The Kaigani voyaging canoe comes to the Community and Youth of the San Juan Islands with an existing vision.
We will carry forward and continue her work. As paddlers we believe the canoe has its own spirit, a life of its own. We choose to live that not only in respect but in stewardship. Kaigani will be an ambassador of canoe culture, bringing her voyaging spirit and experience to new people, young and old.
The people who arrived in Hawai’i a millennium ago were voyagers and continue to voyage throughout the world. The Hawai’ians, Polynesians and Coast Salish First Nations are canoe people, traveling on man powered and wind powered canoes across great distances.
So, Why a Hawai’ian Voyaging Canoe in the Salish Sea?
Why the Inclusion of Hawai’ian voyaging traditions into one component of a project-based voyaging & stewardship curriculum serving the community of the San Juan Islands, connections and relationships with the Salish tribes, and Washington mainland?

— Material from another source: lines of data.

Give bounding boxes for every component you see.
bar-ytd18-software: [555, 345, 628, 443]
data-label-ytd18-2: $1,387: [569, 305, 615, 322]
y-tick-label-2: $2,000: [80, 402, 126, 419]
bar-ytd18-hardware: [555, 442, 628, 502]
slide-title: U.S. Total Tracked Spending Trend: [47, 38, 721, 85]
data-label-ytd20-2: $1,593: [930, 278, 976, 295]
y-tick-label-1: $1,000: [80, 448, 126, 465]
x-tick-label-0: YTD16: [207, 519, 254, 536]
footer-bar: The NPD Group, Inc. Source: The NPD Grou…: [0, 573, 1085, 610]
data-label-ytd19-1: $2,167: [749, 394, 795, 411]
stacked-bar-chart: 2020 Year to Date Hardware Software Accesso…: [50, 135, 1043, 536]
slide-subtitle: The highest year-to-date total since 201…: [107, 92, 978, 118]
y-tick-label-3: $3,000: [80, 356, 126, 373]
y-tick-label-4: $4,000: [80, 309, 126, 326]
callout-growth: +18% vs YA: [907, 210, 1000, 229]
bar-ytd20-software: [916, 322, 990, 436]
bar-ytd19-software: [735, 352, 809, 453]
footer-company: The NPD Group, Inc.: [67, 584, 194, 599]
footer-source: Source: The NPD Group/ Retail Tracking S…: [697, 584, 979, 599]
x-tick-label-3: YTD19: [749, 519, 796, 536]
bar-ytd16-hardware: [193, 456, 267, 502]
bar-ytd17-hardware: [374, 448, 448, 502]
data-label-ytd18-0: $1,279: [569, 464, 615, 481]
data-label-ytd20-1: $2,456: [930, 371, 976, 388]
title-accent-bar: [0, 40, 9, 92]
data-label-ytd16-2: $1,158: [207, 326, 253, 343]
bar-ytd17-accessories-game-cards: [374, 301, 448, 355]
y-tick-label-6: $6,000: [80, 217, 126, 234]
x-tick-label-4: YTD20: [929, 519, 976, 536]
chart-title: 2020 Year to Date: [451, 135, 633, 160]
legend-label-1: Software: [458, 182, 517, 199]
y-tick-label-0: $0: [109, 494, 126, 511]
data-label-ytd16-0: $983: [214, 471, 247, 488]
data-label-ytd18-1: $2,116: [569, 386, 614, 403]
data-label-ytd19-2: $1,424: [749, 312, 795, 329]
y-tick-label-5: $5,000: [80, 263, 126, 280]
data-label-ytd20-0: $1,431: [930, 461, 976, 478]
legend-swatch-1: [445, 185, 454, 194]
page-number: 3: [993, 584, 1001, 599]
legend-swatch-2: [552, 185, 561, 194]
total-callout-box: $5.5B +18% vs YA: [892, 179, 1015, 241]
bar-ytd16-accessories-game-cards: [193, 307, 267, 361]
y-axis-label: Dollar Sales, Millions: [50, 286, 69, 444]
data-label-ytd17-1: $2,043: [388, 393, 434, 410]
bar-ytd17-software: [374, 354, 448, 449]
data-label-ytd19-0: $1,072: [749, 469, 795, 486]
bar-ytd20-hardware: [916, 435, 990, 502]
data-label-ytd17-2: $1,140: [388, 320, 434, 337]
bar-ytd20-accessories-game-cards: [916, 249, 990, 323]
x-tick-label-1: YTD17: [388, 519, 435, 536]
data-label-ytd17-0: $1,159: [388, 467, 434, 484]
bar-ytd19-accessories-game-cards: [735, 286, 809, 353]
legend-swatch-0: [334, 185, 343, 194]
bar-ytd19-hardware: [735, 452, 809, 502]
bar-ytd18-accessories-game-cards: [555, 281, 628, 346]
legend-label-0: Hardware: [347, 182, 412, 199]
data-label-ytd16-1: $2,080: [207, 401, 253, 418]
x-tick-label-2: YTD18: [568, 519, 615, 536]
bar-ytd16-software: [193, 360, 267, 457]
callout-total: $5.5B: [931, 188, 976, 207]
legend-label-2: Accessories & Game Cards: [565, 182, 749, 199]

There is a deep cultural and historical connection between Hawai’i, the San Juan Islands, Vancouver Island, BC and near coastal islands.

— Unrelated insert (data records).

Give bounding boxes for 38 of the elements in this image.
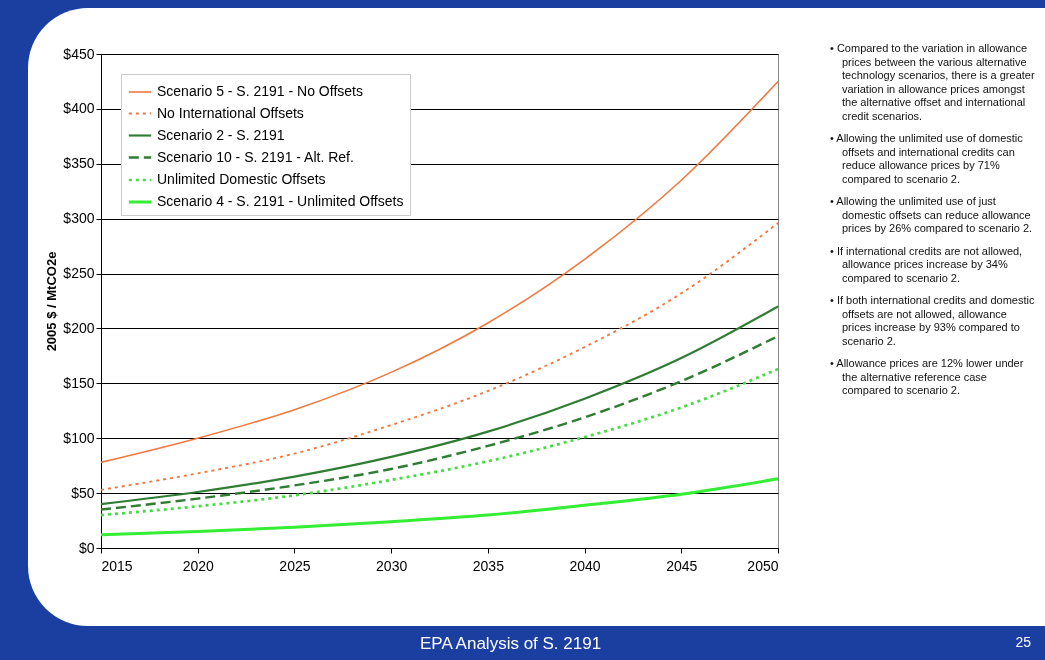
y-tick-label: $100: [63, 429, 95, 446]
text: • Allowing the unlimited use of just domestic offsets can reduce allowance prices by 26% compared to scenario 2.: [830, 195, 1034, 236]
line-series: [100, 80, 779, 464]
text: EPA Analysis of S. 2191: [420, 634, 602, 654]
legend-label: Scenario 4 - S. 2191 - Unlimited Offsets: [157, 193, 404, 209]
y-tick-label: $200: [63, 319, 95, 336]
y-tick-label: $150: [63, 374, 95, 391]
line-series: [99, 305, 780, 506]
x-tick-label: 2050: [747, 557, 779, 574]
legend-label: Scenario 5 - S. 2191 - No Offsets: [157, 83, 363, 99]
text: • If both international credits and domestic offsets are not allowed, allowance prices increase by 93% compared to scenario 2.: [830, 294, 1035, 348]
legend-label: Scenario 10 - S. 2191 - Alt. Ref.: [157, 148, 354, 165]
x-tick-label: 2015: [101, 557, 133, 574]
y-tick-label: $50: [71, 484, 95, 501]
x-tick-label: 2040: [569, 557, 601, 574]
line-series: [99, 367, 780, 517]
text: 25: [1015, 634, 1031, 650]
text: • Allowing the unlimited use of domestic offsets and international credits can reduce allowance prices by 71% compared to scenario 2.: [830, 132, 1024, 186]
line-series: [99, 477, 780, 537]
x-tick-label: 2020: [182, 557, 214, 574]
y-tick-label: $0: [78, 539, 95, 556]
y-tick-label: $250: [63, 265, 95, 282]
x-tick-label: 2035: [472, 557, 505, 574]
text: • Allowance prices are 12% lower under the alternative reference case compared to scenario 2.: [830, 357, 1025, 398]
text: • If international credits are not allowed, allowance prices increase by 34% compared to scenario 2.: [830, 244, 1024, 285]
y-axis-title: 2005 $ / MtCO2e: [44, 251, 60, 352]
legend-label: No International Offsets: [157, 104, 304, 121]
x-tick-label: 2025: [279, 557, 311, 574]
x-tick-label: 2045: [666, 557, 698, 574]
y-tick-label: $350: [63, 155, 95, 172]
y-tick-label: $450: [63, 45, 95, 62]
y-tick-label: $400: [63, 100, 95, 117]
text: • Compared to the variation in allowance prices between the various alternative technology scenarios, there is a greater variation in allowance prices amongst the alternative offset and international credit scenarios.: [830, 42, 1035, 123]
x-tick-label: 2030: [376, 557, 408, 574]
legend-label: Unlimited Domestic Offsets: [157, 171, 326, 187]
legend-label: Scenario 2 - S. 2191: [157, 126, 285, 143]
line-series: [100, 222, 779, 491]
y-tick-label: $300: [63, 210, 95, 227]
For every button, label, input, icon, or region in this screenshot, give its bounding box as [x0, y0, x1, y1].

The mo’olelo (oral and written history) is full of stories of early Hawai’ians and their presence on San Juan Island.
We integrate the Hawai’ian Sailing Wa’a into our conservation and experiential programs on San Juan Island, Friday Harbor, WA to honor the history of Kanaka whose home is our home. What happens to the children and people on the shores of the Salish Sea, happens to the children and the peoples of Hawai’i nei.
The stories are interconnected within the current healing process of coast Salish indigenous peoples, it is interconnected to the Hawai’ian story; and more importantly the unfolding of this story in the Salish Sea is rooted in Aloha and the unconditional love that binds us to our Island Earth, all living beings, the Universe, and the Great Spirit.
Our vision for Kaigani is to connect with the natural elements of the Salish Sea while discovering the richness of canoe culture, ocean travel and awareness, through voyaging, discovery and experiential education. We enter this mission with humility and reverence of our natural world, Polynesian and Coast Salish knowledge and seek to better our understanding of past, present and future. To stand in solidarity with those that protect the sacred and honor our natural resources. Discovering the richness of wildlife, the water, the land, the trees, the elk, the eagles, the salmon, the orca, the communities, the people of today and the people who have come before.
Through voyaging we understand the importance of teamwork, community, and that each one of us is a leader and a contributor, providing assets and resources that help us all reach the next step. We discover what it means to live in the moment and disconnect from the stresses of modern life, as we stretch out beyond our comfort zone, to a place where land and ocean meet and possibilities arise.
Program Inspirations & Lineage
Matt & Melissa Wickey are both part of the International mentor network for The Tracking Project, out of Corrales, New Mexico. We are blessed to be a part of this amazing family and to assist in passing on the wisdom and teachings passed down by friend and teacher, Uncle John Stokes.
A lot of inspiration and curriculum for the Canoe programs comes from these important teachings for our youth while integrating Polynesian Wayfinding and ocean voyaging & Hawai’ian canoe culture as passed down from many inspirations, Kupuna, Uncles, & colleagues from across Hawai’i nei.